Rodeado por criativos e especialistas em tecnologia e inovação, Cavaco Silva subiu ao palco para falar do futuro. Mas foi ao passado que acabou por regressar ontem, na abertura do Congresso das Comunicações. Os portugueses, alertou o Presidente, precisam de voltar a olhar para os sectores que esqueceram nas últimas décadas: o mar, a agricultura e a indústria. Isto porque, justificou, é preciso ultrapassar estigmas, é obrigatório criar riqueza no país, é urgente gerar novas bases de crescimento económico. E isso deverá passar por produzir mais e melhor esses produtos e serviços, para chegar aos mercados externos.
Se Cavaco Silva acredita mesmo que a regeneração económica do país passa por voltar a investir em sectores que passaram as últimas décadas a ser esvaziados, é bom que saiba como isso se faz. Porque, nesses mesmos anos, pouca gente ou quase ninguém soube como (ou conseguiu) travar o declínio das pescas, o abandono das terras ou o fecho sucessivo de fábricas.
O próprio Presidente, num artigo de opinião publicado há um ano no ‘Expresso', já discursava nesse sentido. Que venham mais apoios para a agricultura, que se incentivem os jovens, escreveu na altura. Metas bem intencionadas - só é pena que colidam com os números que seguem em sentido contrário.

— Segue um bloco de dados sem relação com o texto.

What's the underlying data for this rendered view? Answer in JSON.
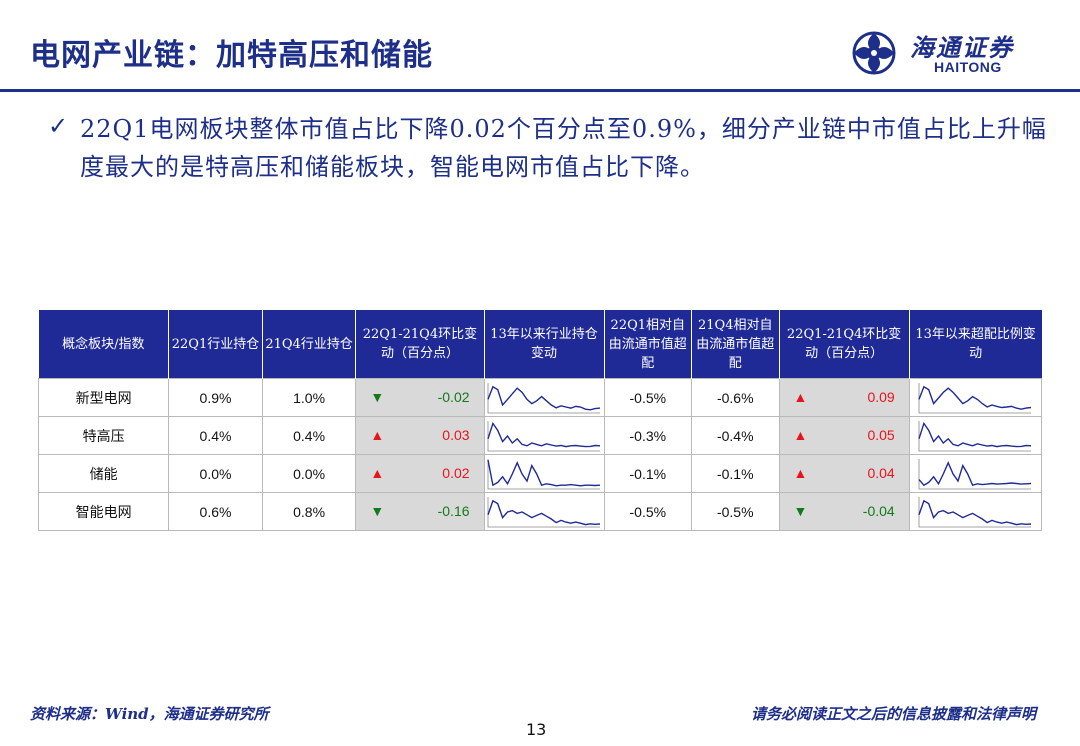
{
  "header": {
    "title": "电网产业链：加特高压和储能",
    "logo_cn": "海通证券",
    "logo_en": "HAITONG"
  },
  "bullet": {
    "check": "✓",
    "text": "22Q1电网板块整体市值占比下降0.02个百分点至0.9%，细分产业链中市值占比上升幅度最大的是特高压和储能板块，智能电网市值占比下降。"
  },
  "table": {
    "headers": [
      "概念板块/指数",
      "22Q1行业持仓",
      "21Q4行业持仓",
      "22Q1-21Q4环比变动（百分点）",
      "13年以来行业持仓变动",
      "22Q1相对自由流通市值超配",
      "21Q4相对自由流通市值超配",
      "22Q1-21Q4环比变动（百分点）",
      "13年以来超配比例变动"
    ],
    "rows": [
      {
        "name": "新型电网",
        "indent": false,
        "q1": "0.9%",
        "q4": "1.0%",
        "chg_dir": "down",
        "chg_arrow": "▼",
        "chg": "-0.02",
        "spark1": [
          0.55,
          0.1,
          0.2,
          0.75,
          0.55,
          0.35,
          0.15,
          0.3,
          0.55,
          0.7,
          0.6,
          0.45,
          0.6,
          0.75,
          0.85,
          0.78,
          0.82,
          0.86,
          0.8,
          0.82,
          0.9,
          0.92,
          0.88,
          0.86
        ],
        "rq1": "-0.5%",
        "rq4": "-0.6%",
        "rchg_dir": "up",
        "rchg_arrow": "▲",
        "rchg": "0.09",
        "spark2": [
          0.55,
          0.1,
          0.2,
          0.7,
          0.5,
          0.3,
          0.15,
          0.3,
          0.5,
          0.7,
          0.6,
          0.45,
          0.55,
          0.7,
          0.82,
          0.75,
          0.8,
          0.84,
          0.82,
          0.8,
          0.86,
          0.9,
          0.86,
          0.84
        ]
      },
      {
        "name": "特高压",
        "indent": true,
        "q1": "0.4%",
        "q4": "0.4%",
        "chg_dir": "up",
        "chg_arrow": "▲",
        "chg": "0.03",
        "spark1": [
          0.6,
          0.05,
          0.3,
          0.7,
          0.5,
          0.75,
          0.6,
          0.8,
          0.85,
          0.75,
          0.8,
          0.85,
          0.78,
          0.82,
          0.86,
          0.84,
          0.88,
          0.85,
          0.84,
          0.86,
          0.88,
          0.87,
          0.84,
          0.85
        ],
        "rq1": "-0.3%",
        "rq4": "-0.4%",
        "rchg_dir": "up",
        "rchg_arrow": "▲",
        "rchg": "0.05",
        "spark2": [
          0.6,
          0.05,
          0.3,
          0.7,
          0.5,
          0.75,
          0.6,
          0.8,
          0.85,
          0.75,
          0.8,
          0.85,
          0.78,
          0.82,
          0.86,
          0.84,
          0.88,
          0.85,
          0.84,
          0.86,
          0.88,
          0.87,
          0.84,
          0.85
        ]
      },
      {
        "name": "储能",
        "indent": true,
        "q1": "0.0%",
        "q4": "0.0%",
        "chg_dir": "up",
        "chg_arrow": "▲",
        "chg": "0.02",
        "spark1": [
          0.0,
          0.9,
          0.8,
          0.6,
          0.85,
          0.5,
          0.1,
          0.5,
          0.75,
          0.2,
          0.5,
          0.9,
          0.85,
          0.88,
          0.92,
          0.9,
          0.9,
          0.88,
          0.9,
          0.92,
          0.9,
          0.9,
          0.91,
          0.9
        ],
        "rq1": "-0.1%",
        "rq4": "-0.1%",
        "rchg_dir": "up",
        "rchg_arrow": "▲",
        "rchg": "0.04",
        "spark2": [
          0.7,
          0.9,
          0.8,
          0.6,
          0.85,
          0.5,
          0.1,
          0.5,
          0.75,
          0.2,
          0.5,
          0.9,
          0.85,
          0.88,
          0.86,
          0.84,
          0.86,
          0.85,
          0.84,
          0.82,
          0.84,
          0.86,
          0.85,
          0.84
        ]
      },
      {
        "name": "智能电网",
        "indent": true,
        "q1": "0.6%",
        "q4": "0.8%",
        "chg_dir": "down",
        "chg_arrow": "▼",
        "chg": "-0.16",
        "spark1": [
          0.6,
          0.1,
          0.2,
          0.7,
          0.5,
          0.45,
          0.55,
          0.5,
          0.6,
          0.7,
          0.62,
          0.55,
          0.65,
          0.75,
          0.88,
          0.8,
          0.86,
          0.9,
          0.86,
          0.9,
          0.95,
          0.92,
          0.94,
          0.93
        ],
        "rq1": "-0.5%",
        "rq4": "-0.5%",
        "rchg_dir": "down",
        "rchg_arrow": "▼",
        "rchg": "-0.04",
        "spark2": [
          0.6,
          0.1,
          0.2,
          0.7,
          0.5,
          0.45,
          0.55,
          0.5,
          0.6,
          0.7,
          0.62,
          0.55,
          0.65,
          0.75,
          0.88,
          0.8,
          0.86,
          0.9,
          0.86,
          0.9,
          0.95,
          0.92,
          0.94,
          0.93
        ]
      }
    ]
  },
  "footer": {
    "source": "资料来源：Wind，海通证券研究所",
    "disclaimer": "请务必阅读正文之后的信息披露和法律声明",
    "page": "13"
  },
  "colors": {
    "brand": "#1e2f8a",
    "header_bg": "#1f2a96",
    "up": "#e8141b",
    "down": "#117a1a",
    "spark": "#1f2a96"
  }
}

Já nessa altura, apenas 2% dos agricultores tinham menos de 35 anos e 10% tinham menos de 45 anos, com tendência a agravar-se. É possível que hoje sejam mais, empurrados pela crise e pelo desemprego a criar novas oportunidades onde (ainda) há abandono e desinvestimento.
Mas quantos destes - apesar de tudo, nobres e necessários - projectos empreendedores podem dar verdadeira escala à economia portuguesa? E quantos serão necessários para que Portugal resgate da sombra sectores tão maltratados como o mar, a terra ou a indústria?

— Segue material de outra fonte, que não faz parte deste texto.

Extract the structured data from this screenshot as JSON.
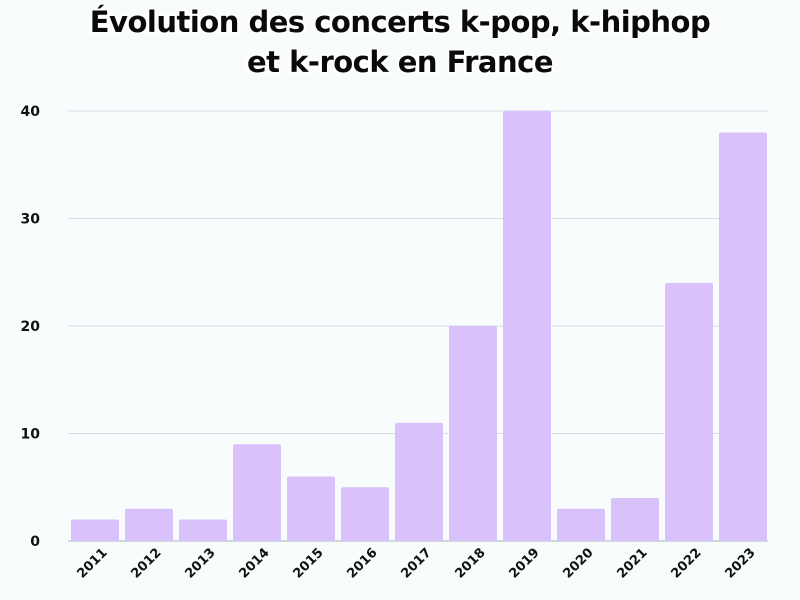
{
  "title_line1": "Évolution des concerts k-pop, k-hiphop",
  "title_line2": "et k-rock en France",
  "colors": {
    "bar": "#d9c1fb",
    "grid": "#d6dde3",
    "background": "#f8fcfc"
  },
  "chart_data": {
    "type": "bar",
    "title": "Évolution des concerts k-pop, k-hiphop et k-rock en France",
    "xlabel": "",
    "ylabel": "",
    "categories": [
      "2011",
      "2012",
      "2013",
      "2014",
      "2015",
      "2016",
      "2017",
      "2018",
      "2019",
      "2020",
      "2021",
      "2022",
      "2023"
    ],
    "values": [
      2,
      3,
      2,
      9,
      6,
      5,
      11,
      20,
      40,
      3,
      4,
      24,
      38
    ],
    "ylim": [
      0,
      40
    ],
    "yticks": [
      "0",
      "10",
      "20",
      "30",
      "40"
    ],
    "grid": true,
    "legend": "none"
  }
}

Haverá muitos culpados nesta história, desde as políticas e quotas comunitárias que condicionaram os volumes de produção no país, aos subsídios que fomentaram muita dependência e comodismo em vez de competitividade, sem esquecer o próprio plano económico do país que, a certa altura, preferiu o betão das autoestradas a pastos e searas.
Cavaco Silva estava lá e sabe como poucos o impacto que essas decisões tiveram na sobrevivência desses sectores. O que faz parecer esta sua proposta um acto de expiação pelos factos passados. Os portugueses, ao contrário do que diz o Presidente, não esqueceram esses sectores - tanto é que muitos estão a regressar a esses negócios, investindo, inovando, diversificando. Porque sabem que o mar, a agricultura e a indústria estão longe de se esgotar no peixe, na fruta ou numa peça de roupa. Mas acreditar que isso basta para alavancar a economia não é um plano para o futuro. Parece mais uma remissão do passado.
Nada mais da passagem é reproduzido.